UH Hosts 27th Annual Pacific Islands Studies Conference

Focus is on Pacific and Asian literature and film with special features including the Fall Celebration of Writers and various film premiers in conjunction with

University of Hawaiʻi
Contact:
Posted: Oct 31, 2002


The University of Hawaiʻi at Mānoa‘s Center for Pacific Islands Studies presents the 27th Annual Pacific Islands Studies Conference, "Myths, Terrorism, and Justice: Themes in Pacific and Asian Literature and Film," on November 5-8 at the Imin Conference Center on the UH Mānoa campus and other venues. The conference will feature significant new work from filmmakers, fiction writers, poets, and scholars from the Pacific and Asia regions.

Alongside such important films as Act of War (Hawaiʻi) and Utu (Aotearoa/New Zealand), the conference will premiere The Wrestlers (India), The Maori Merchant of Venice (Aotearoa/New Zealand), New Moon (Philippines), and A Poet: Unconcealed Poetry (Indonesia) in conjunction with the Hawaiʻi International Film Festival (HIFF). Conference registration, which is still open, is $35 for general and $10 for students and includes free passes to these four films that are part of HIFF. One-day registrations are available for the conference at $10 per day.

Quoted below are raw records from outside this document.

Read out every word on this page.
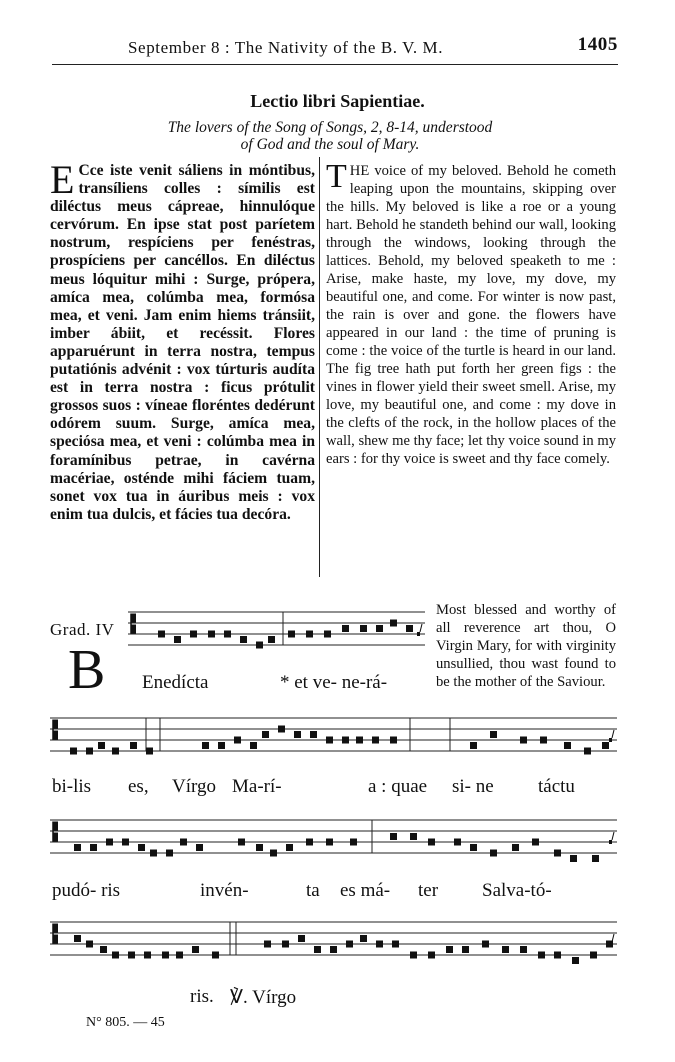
September 8 : The Nativity of the B. V. M.	1405
Lectio libri Sapientiae.
The lovers of the Song of Songs, 2, 8-14, understood
of God and the soul of Mary.

E Cce iste venit sáliens in móntibus, transíliens colles : símilis est diléctus meus cápreae, hinnulóque cervórum. En ipse stat post paríetem nostrum, respíciens per fenéstras, prospíciens per cancéllos. En diléctus meus lóquitur mihi : Surge, própera, amíca mea, colúmba mea, formósa mea, et veni. Jam enim hiems tránsiit, imber ábiit, et recéssit. Flores apparuérunt in terra nostra, tempus putatiónis advénit : vox túrturis audíta est in terra nostra : ficus prótulit grossos suos : víneae floréntes dedérunt odórem suum. Surge, amíca mea, speciósa mea, et veni : colúmba mea in foramínibus petrae, in cavérna macériae, osténde mihi fáciem tuam, sonet vox tua in áuribus meis : vox enim tua dulcis, et fácies tua decóra.

THE voice of my beloved. Behold he cometh leaping upon the mountains, skipping over the hills. My beloved is like a roe or a young hart. Behold he standeth behind our wall, looking through the windows, looking through the lattices. Behold, my beloved speaketh to me : Arise, make haste, my love, my dove, my beautiful one, and come. For winter is now past, the rain is over and gone. the flowers have appeared in our land : the time of pruning is come : the voice of the turtle is heard in our land. The fig tree hath put forth her green figs : the vines in flower yield their sweet smell. Arise, my love, my beautiful one, and come : my dove in the clefts of the rock, in the hollow places of the wall, shew me thy face; let thy voice sound in my ears : for thy voice is sweet and thy face comely.

Grad. IV
B
Most blessed and worthy of all reverence art thou, O Virgin Mary, for with virginity unsullied, thou wast found to be the mother of the Saviour.
Enedícta	* et ve- ne-rá-
bi-lis es, Vírgo Ma-rí-	a : quae si- ne táctu
pudó- ris	invén-	ta es má- ter Salva-tó-
ris. ℣. Vírgo
N° 805. — 45
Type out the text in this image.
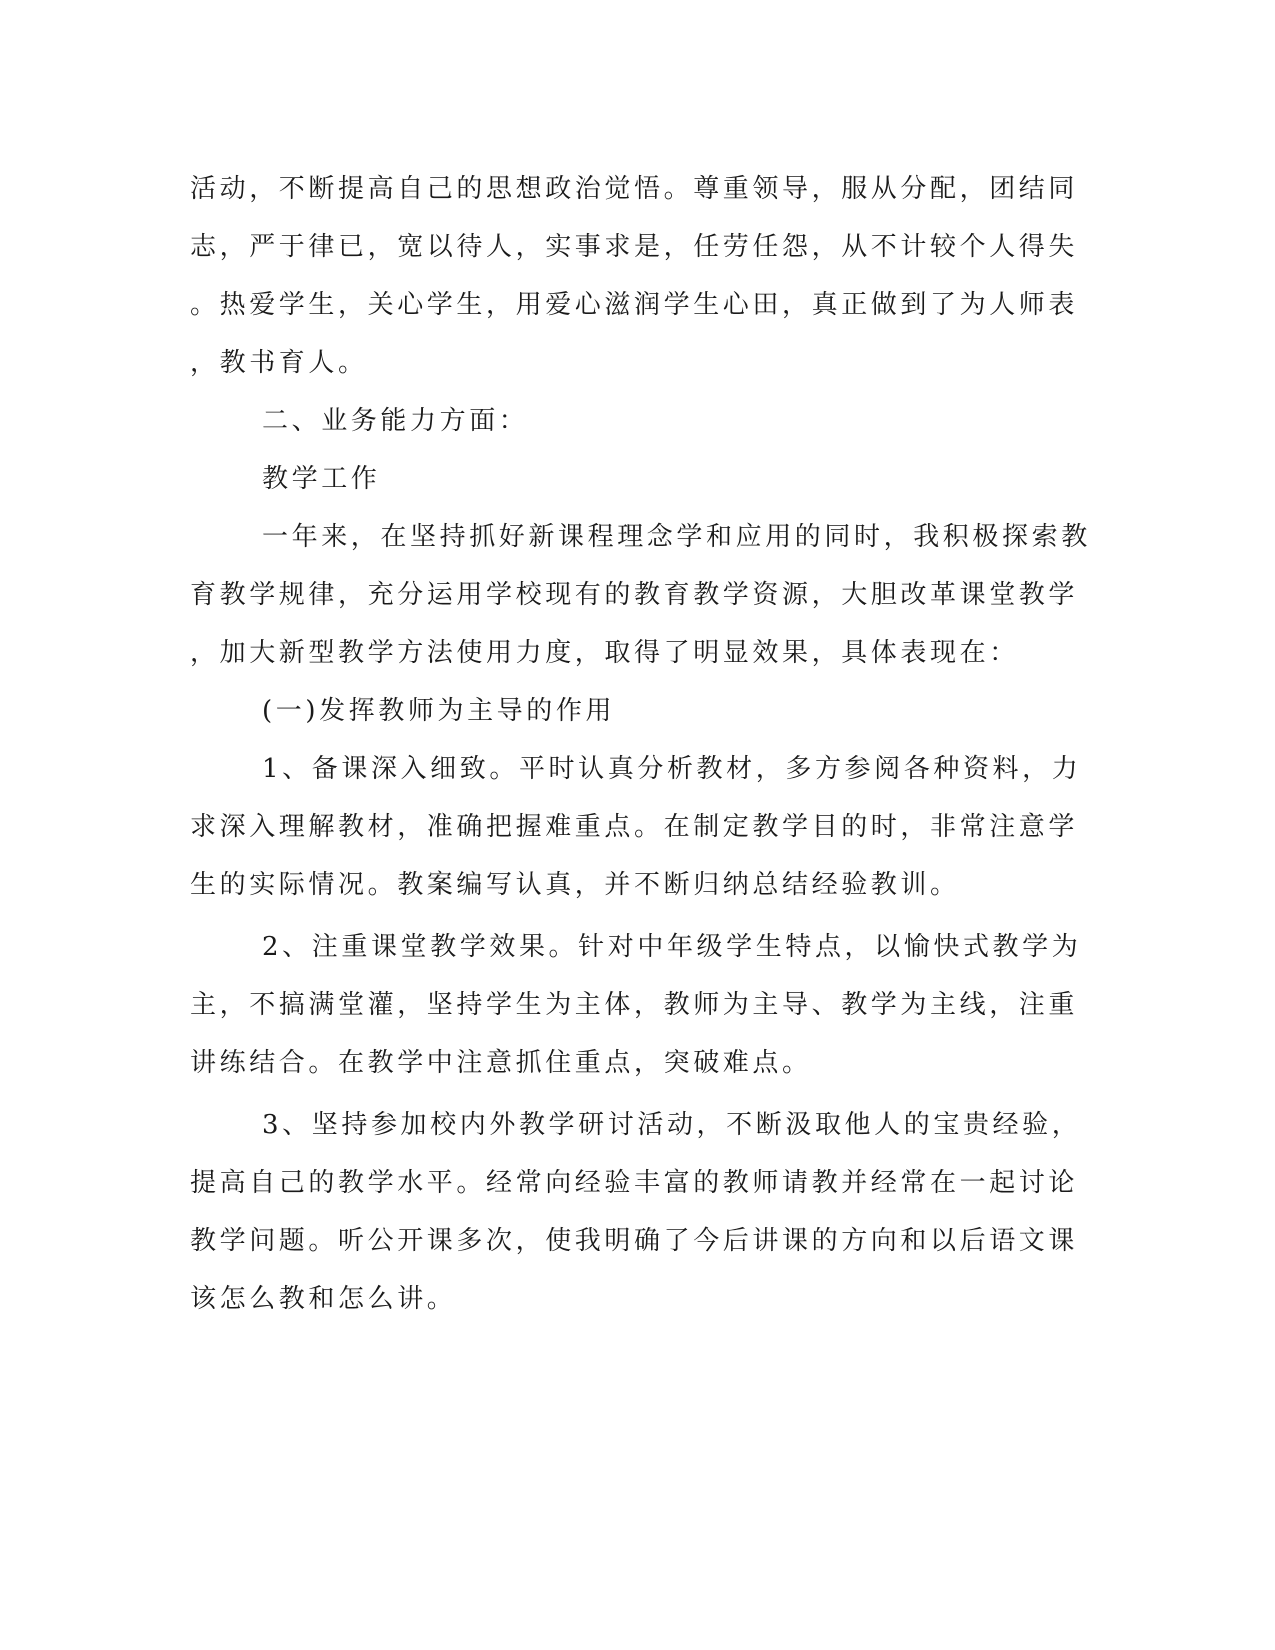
活动，不断提高自己的思想政治觉悟。尊重领导，服从分配，团结同
志，严于律已，宽以待人，实事求是，任劳任怨，从不计较个人得失
。热爱学生，关心学生，用爱心滋润学生心田，真正做到了为人师表
，教书育人。
二、业务能力方面：
教学工作
一年来，在坚持抓好新课程理念学和应用的同时，我积极探索教
育教学规律，充分运用学校现有的教育教学资源，大胆改革课堂教学
，加大新型教学方法使用力度，取得了明显效果，具体表现在：
(一)发挥教师为主导的作用
1、备课深入细致。平时认真分析教材，多方参阅各种资料，力
求深入理解教材，准确把握难重点。在制定教学目的时，非常注意学
生的实际情况。教案编写认真，并不断归纳总结经验教训。
2、注重课堂教学效果。针对中年级学生特点，以愉快式教学为
主，不搞满堂灌，坚持学生为主体，教师为主导、教学为主线，注重
讲练结合。在教学中注意抓住重点，突破难点。
3、坚持参加校内外教学研讨活动，不断汲取他人的宝贵经验，
提高自己的教学水平。经常向经验丰富的教师请教并经常在一起讨论
教学问题。听公开课多次，使我明确了今后讲课的方向和以后语文课
该怎么教和怎么讲。
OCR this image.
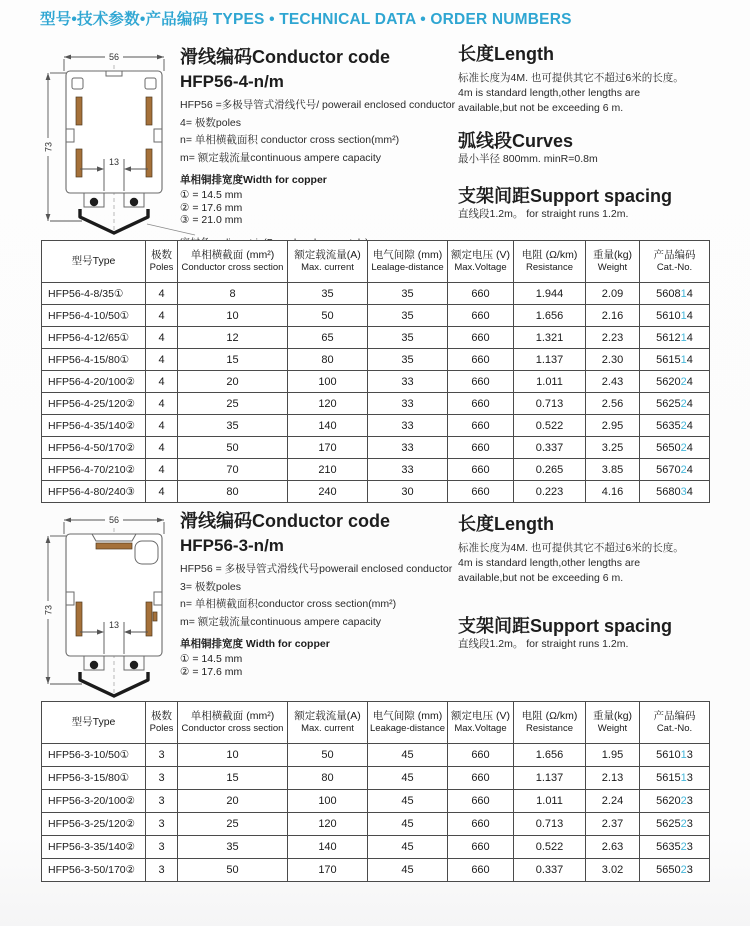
型号•技术参数•产品编码 TYPES • TECHNICAL DATA • ORDER NUMBERS
56
73
13
滑线编码Conductor code
HFP56-4-n/m
HFP56 =多极导管式滑线代号/ powerail enclosed conductor
4= 极数poles
n= 单相横截面积 conductor cross section(mm²)
m= 额定载流量continuous ampere capacity
单相铜排宽度Width for copper
① = 14.5 mm
② = 17.6 mm
③ = 21.0 mm
长度Length
标准长度为4M. 也可提供其它不超过6米的长度。
4m is standard length,other lengths are
available,but not be exceeding 6 m.
弧线段Curves
最小半径 800mm. minR=0.8m
支架间距Support spacing
直线段1.2m。 for straight runs 1.2m.
型号Type	极数
Poles

单相横截面 (mm²)
Conductor cross section

额定载流量(A)
Max. current

电气间隙 (mm)
Lealage-distance

额定电压 (V)
Max.Voltage

电阻 (Ω/km)
Resistance

重量(kg)
Weight

产品编码
Cat.-No.

HFP56-4-8/35①	4	8	35	35	660	1.944	2.09	560814
HFP56-4-10/50①	4	10	50	35	660	1.656	2.16	561014
HFP56-4-12/65①	4	12	65	35	660	1.321	2.23	561214
HFP56-4-15/80①	4	15	80	35	660	1.137	2.30	561514
HFP56-4-20/100②	4	20	100	33	660	1.011	2.43	562024
HFP56-4-25/120②	4	25	120	33	660	0.713	2.56	562524
HFP56-4-35/140②	4	35	140	33	660	0.522	2.95	563524
HFP56-4-50/170②	4	50	170	33	660	0.337	3.25	565024
HFP56-4-70/210②	4	70	210	33	660	0.265	3.85	567024
HFP56-4-80/240③	4	80	240	30	660	0.223	4.16	568034
56
73
13
滑线编码Conductor code
HFP56-3-n/m
HFP56 = 多极导管式滑线代号powerail enclosed conductor
3= 极数poles
n= 单相横截面积conductor cross section(mm²)
m= 额定载流量continuous ampere capacity
单相铜排宽度 Width for copper
① = 14.5 mm
② = 17.6 mm
长度Length
标准长度为4M. 也可提供其它不超过6米的长度。
4m is standard length,other lengths are
available,but not be exceeding 6 m.
支架间距Support spacing
直线段1.2m。 for straight runs 1.2m.
型号Type	极数
Poles

单相横截面 (mm²)
Conductor cross section

额定载流量(A)
Max. current

电气间隙 (mm)
Leakage-distance

额定电压 (V)
Max.Voltage

电阻 (Ω/km)
Resistance

重量(kg)
Weight

产品编码
Cat.-No.

HFP56-3-10/50①	3	10	50	45	660	1.656	1.95	561013
HFP56-3-15/80①	3	15	80	45	660	1.137	2.13	561513
HFP56-3-20/100②	3	20	100	45	660	1.011	2.24	562023
HFP56-3-25/120②	3	25	120	45	660	0.713	2.37	562523
HFP56-3-35/140②	3	35	140	45	660	0.522	2.63	563523
HFP56-3-50/170②	3	50	170	45	660	0.337	3.02	565023
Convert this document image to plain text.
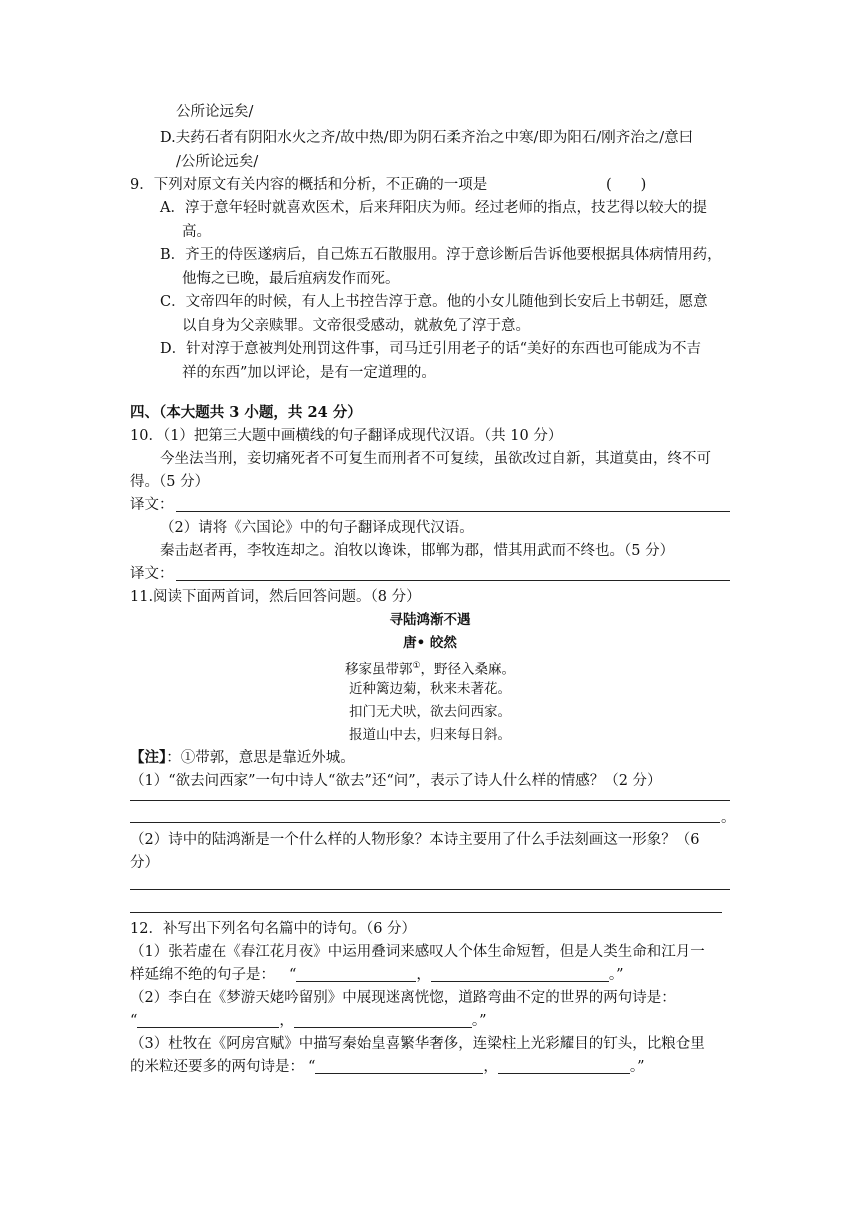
公所论远矣/
D.夫药石者有阴阳水火之齐/故中热/即为阴石柔齐治之中寒/即为阳石/刚齐治之/意曰
/公所论远矣/
9．下列对原文有关内容的概括和分析，不正确的一项是	(　　)
A．淳于意年轻时就喜欢医术，后来拜阳庆为师。经过老师的指点，技艺得以较大的提
高。
B．齐王的侍医遂病后，自己炼五石散服用。淳于意诊断后告诉他要根据具体病情用药，
他悔之已晚，最后疽病发作而死。
C．文帝四年的时候，有人上书控告淳于意。他的小女儿随他到长安后上书朝廷，愿意
以自身为父亲赎罪。文帝很受感动，就赦免了淳于意。
D．针对淳于意被判处刑罚这件事，司马迁引用老子的话“美好的东西也可能成为不吉
祥的东西”加以评论，是有一定道理的。
四、（本大题共 3 小题，共 24 分）
10．（1）把第三大题中画横线的句子翻译成现代汉语。（共 10 分）
今坐法当刑，妾切痛死者不可复生而刑者不可复续，虽欲改过自新，其道莫由，终不可
得。（5 分）
译文：
（2）请将《六国论》中的句子翻译成现代汉语。
秦击赵者再，李牧连却之。洎牧以谗诛，邯郸为郡，惜其用武而不终也。（5 分）
译文：
11.阅读下面两首词，然后回答问题。（8 分）
寻陆鸿渐不遇
唐• 皎然
移家虽带郭①，野径入桑麻。
近种篱边菊，秋来未著花。
扣门无犬吠，欲去问西家。
报道山中去，归来每日斜。
【注】：①带郭，意思是靠近外城。
（1）“欲去问西家”一句中诗人“欲去”还“问”，表示了诗人什么样的情感？（2 分）
。
（2）诗中的陆鸿渐是一个什么样的人物形象？本诗主要用了什么手法刻画这一形象？（6
分）
12．补写出下列名句名篇中的诗句。（6 分）
（1）张若虚在《春江花月夜》中运用叠词来感叹人个体生命短暂，但是人类生命和江月一
样延绵不绝的句子是： “	，	。”
（2）李白在《梦游天姥吟留别》中展现迷离恍惚，道路弯曲不定的世界的两句诗是：
“	，	。”
（3）杜牧在《阿房宫赋》中描写秦始皇喜繁华奢侈，连梁柱上光彩耀目的钉头，比粮仓里
的米粒还要多的两句诗是： “	，	。”
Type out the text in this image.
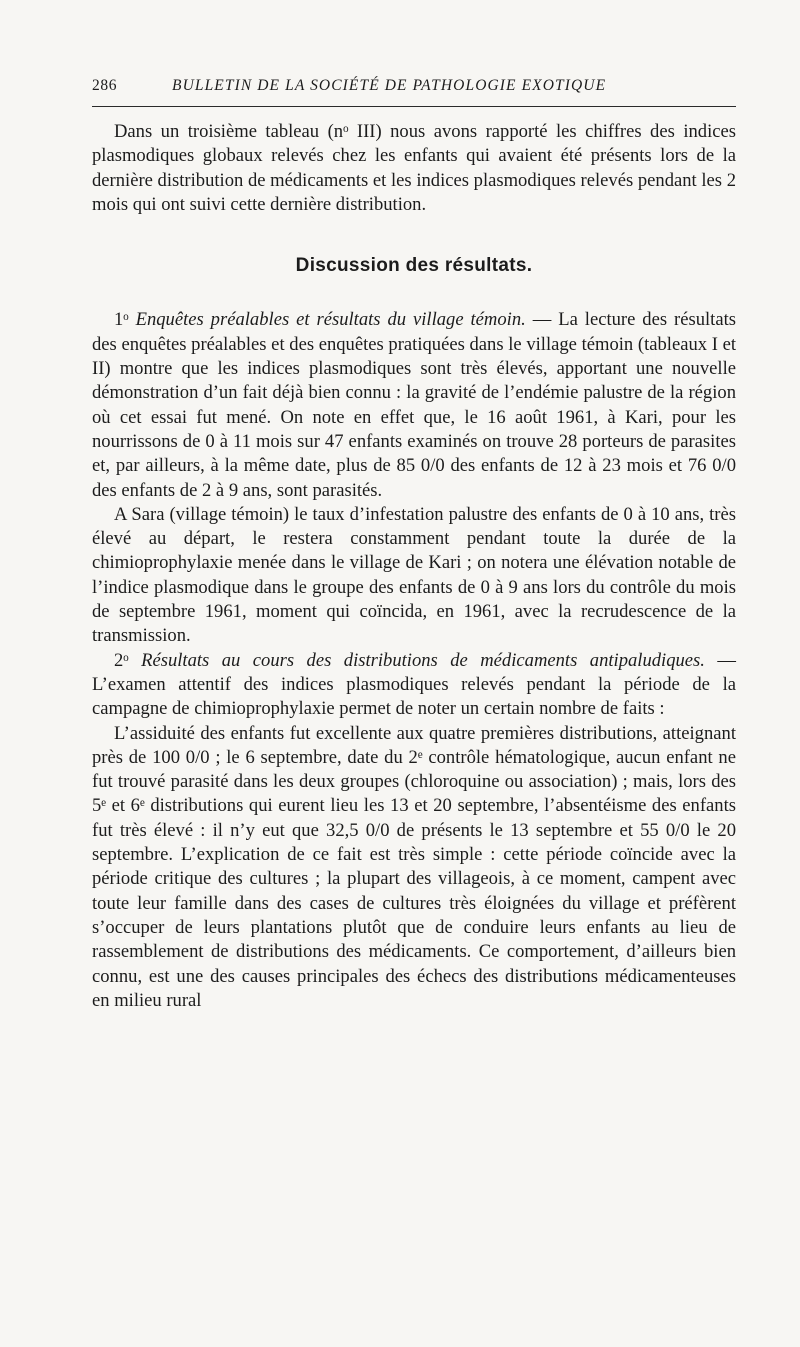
286	BULLETIN DE LA SOCIÉTÉ DE PATHOLOGIE EXOTIQUE

Dans un troisième tableau (nᵒ III) nous avons rapporté les chiffres des indices plasmodiques globaux relevés chez les enfants qui avaient été présents lors de la dernière distribution de médicaments et les indices plasmodiques relevés pendant les 2 mois qui ont suivi cette dernière distribution.

Discussion des résultats.

1ᵒ Enquêtes préalables et résultats du village témoin. — La lecture des résultats des enquêtes préalables et des enquêtes pratiquées dans le village témoin (tableaux I et II) montre que les indices plasmodiques sont très élevés, apportant une nouvelle démonstration d’un fait déjà bien connu : la gravité de l’endémie palustre de la région où cet essai fut mené. On note en effet que, le 16 août 1961, à Kari, pour les nourrissons de 0 à 11 mois sur 47 enfants examinés on trouve 28 porteurs de parasites et, par ailleurs, à la même date, plus de 85 0/0 des enfants de 12 à 23 mois et 76 0/0 des enfants de 2 à 9 ans, sont parasités.

A Sara (village témoin) le taux d’infestation palustre des enfants de 0 à 10 ans, très élevé au départ, le restera constamment pendant toute la durée de la chimioprophylaxie menée dans le village de Kari ; on notera une élévation notable de l’indice plasmodique dans le groupe des enfants de 0 à 9 ans lors du contrôle du mois de septembre 1961, moment qui coïncida, en 1961, avec la recrudescence de la transmission.

2ᵒ Résultats au cours des distributions de médicaments antipaludiques. — L’examen attentif des indices plasmodiques relevés pendant la période de la campagne de chimioprophylaxie permet de noter un certain nombre de faits :

L’assiduité des enfants fut excellente aux quatre premières distributions, atteignant près de 100 0/0 ; le 6 septembre, date du 2ᵉ contrôle hématologique, aucun enfant ne fut trouvé parasité dans les deux groupes (chloroquine ou association) ; mais, lors des 5ᵉ et 6ᵉ distributions qui eurent lieu les 13 et 20 septembre, l’absentéisme des enfants fut très élevé : il n’y eut que 32,5 0/0 de présents le 13 septembre et 55 0/0 le 20 septembre. L’explication de ce fait est très simple : cette période coïncide avec la période critique des cultures ; la plupart des villageois, à ce moment, campent avec toute leur famille dans des cases de cultures très éloignées du village et préfèrent s’occuper de leurs plantations plutôt que de conduire leurs enfants au lieu de rassemblement de distributions des médicaments. Ce comportement, d’ailleurs bien connu, est une des causes principales des échecs des distributions médicamenteuses en milieu rural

Following these film screenings, filmmakers will engage the audience in thought-provoking discussions of their work and recent world events. Community activists and university scholars will also reflect upon the events of 9/11, discuss the nature and reasons for terrorism, and explore alternative ways of resolving conflict in fiction as well as real life through various panel discussions that are scheduled throughout the four days of the conference.

Another feature of this conference is the Fall Celebration of Writers on Thursday, November 7. In its fourth year, the event is part of the conference but is free and open to the general public. Participants do not need to register for the conference to attend. Coordinated by the UH Mānoa Department of English, the Fall Celebration of Writers will feature several critically acclaimed local writers as well as visiting writers Albert Wendt and Sia Figiel. Figiel will be joined by Vilsoni Hereniko, UH Mānoa professor and playwright and filmmaker, and S Shankar, novelist and critic, in an afternoon panel discussion on their work in relation to the themes of the conference. An evening reading is planned for 7 p.m. with Wendt, one of the best known writers of the Pacific, and Robert Barclay, Kuʻualoha Meyer Hoʻomanawanui, and Caroline Sinavaiana. A small book fair by Native Books is planned to take place before the reading.

A UH Mānoa PhD candidate in the Department of English, Barclay‘s first book, "Melal: A Novel of the Pacific," is published by the University of Hawaiʻi Press and was a fiction finalist for the 2002 Kiriyama Prize. Hoʻomanawanui is also a PhD candidate in English. She is a lecturer in Hawaiian mythology at the Center for Hawaiian Studies and is co-editor of "ʻOiwi: A Native Hawaiian Journal." Sinavaiana is an associate professor in the English department, and her poetry and scholarship have appeared in national and international journals. Her current projects include co-editing a mixed genre collection of indigenous writing by Pacific women and a new collection of poetry and essays, "Nuclear Medicine," exploring some of the metaphysical landscapes of breast cancer, "illness," and healing.

Co-sponsors of the conference are HIFF; Pacific Islanders in Communications, with funding from the Corporation for Public Broadcasting; and the Network for the Promotion of Asian Cinema (NETPAC/USA). The Fall Celebration of Writers is co-sponsored by ʻAʻA Arts; UH Mānoa‘s Board of Publications, Creative Writing Program, Department of English, and Division of Languages, Linguistics and Literature; President‘s Diversity and Equity Fund; Hawaiʻi Committee for the Humanities; and Hawaiʻi Review.